How to load StarCoder2 quantized to 4bits?

Hi folks,

I’m trying to play around with the new StarCoder2 model. I got it working with 16bit, but I’m hoping to use this on a machine with only a few GB of memory available, so I’m trying to play with 4bit quantization. I’m just following these instructions.

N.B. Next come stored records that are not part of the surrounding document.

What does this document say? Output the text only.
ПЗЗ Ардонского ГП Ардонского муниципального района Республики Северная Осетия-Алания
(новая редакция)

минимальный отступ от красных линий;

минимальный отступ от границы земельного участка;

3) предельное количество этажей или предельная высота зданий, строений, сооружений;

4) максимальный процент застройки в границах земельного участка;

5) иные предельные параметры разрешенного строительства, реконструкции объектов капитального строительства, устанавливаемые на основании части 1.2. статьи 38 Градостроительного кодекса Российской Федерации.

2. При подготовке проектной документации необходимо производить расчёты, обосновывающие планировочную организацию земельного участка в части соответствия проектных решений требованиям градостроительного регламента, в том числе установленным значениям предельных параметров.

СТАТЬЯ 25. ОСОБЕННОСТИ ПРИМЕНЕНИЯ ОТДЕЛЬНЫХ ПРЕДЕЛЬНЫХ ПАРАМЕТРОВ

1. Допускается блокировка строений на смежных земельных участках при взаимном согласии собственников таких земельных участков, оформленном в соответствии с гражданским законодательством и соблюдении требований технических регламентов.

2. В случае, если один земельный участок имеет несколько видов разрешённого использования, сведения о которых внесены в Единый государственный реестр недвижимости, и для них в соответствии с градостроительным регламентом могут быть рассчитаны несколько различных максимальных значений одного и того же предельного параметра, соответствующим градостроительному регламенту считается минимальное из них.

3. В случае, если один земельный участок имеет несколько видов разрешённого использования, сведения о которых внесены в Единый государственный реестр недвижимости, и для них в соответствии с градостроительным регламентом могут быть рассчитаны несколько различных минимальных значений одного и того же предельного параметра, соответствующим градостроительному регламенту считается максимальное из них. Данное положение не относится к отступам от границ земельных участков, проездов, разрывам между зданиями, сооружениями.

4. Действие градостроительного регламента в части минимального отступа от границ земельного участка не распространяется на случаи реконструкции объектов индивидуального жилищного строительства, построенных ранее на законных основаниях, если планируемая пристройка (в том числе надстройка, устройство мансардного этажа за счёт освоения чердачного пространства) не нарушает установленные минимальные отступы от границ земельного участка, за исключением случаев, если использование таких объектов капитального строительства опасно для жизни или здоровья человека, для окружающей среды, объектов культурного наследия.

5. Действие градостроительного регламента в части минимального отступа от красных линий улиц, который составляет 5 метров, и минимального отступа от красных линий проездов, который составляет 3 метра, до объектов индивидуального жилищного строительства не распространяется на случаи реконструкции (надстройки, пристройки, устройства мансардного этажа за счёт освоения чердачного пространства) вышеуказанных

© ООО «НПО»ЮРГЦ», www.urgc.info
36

However, I get an import error whenever I try to load the model:

>>> from transformers import AutoTokenizer, AutoModelForCausalLM, BitsAndBytesConfig
>>> qc = BitsAndBytesConfig(load_in_4bit=True)
>>> checkpoint = "bigcode/starcoder2-3b"
>>> tokenizer = AutoTokenizer.from_pretrained(checkpoint)
>>> model = AutoModelForCausalLM.from_pretrained(checkpoint, quantization_config=qc)
Traceback (most recent call last):
  File "<stdin>", line 1, in <module>
  File "/home/james/git/starcoder2/venv/lib/python3.10/site-packages/transformers/models/auto/auto_factory.py", line 563, in from_pretrained
    return model_class.from_pretrained(
  File "/home/james/git/starcoder2/venv/lib/python3.10/site-packages/transformers/modeling_utils.py", line 3029, in from_pretrained
    hf_quantizer.validate_environment(
  File "/home/james/git/starcoder2/venv/lib/python3.10/site-packages/transformers/quantizers/quantizer_bnb_4bit.py", line 62, in validate_environment
    raise ImportError(
ImportError: Using `bitsandbytes` 8-bit quantization requires Accelerate: `pip install accelerate` and the latest version of bitsandbytes: `pip install -i https://pypi.org/simple/ bitsandbytes`

bitsandbytes and accelerate are both installed, since I used the repo’s requirements.txt. Any idea what could be the issue here?

I’m using Ubuntu 22.04 with an AMD Ryzen 5 2400G (no dedicated GPU in this machine, just trying to run on CPU).

Thanks for any help you can provide!

Hello there, I am also experiencing the same issue. Have you come up with a solution?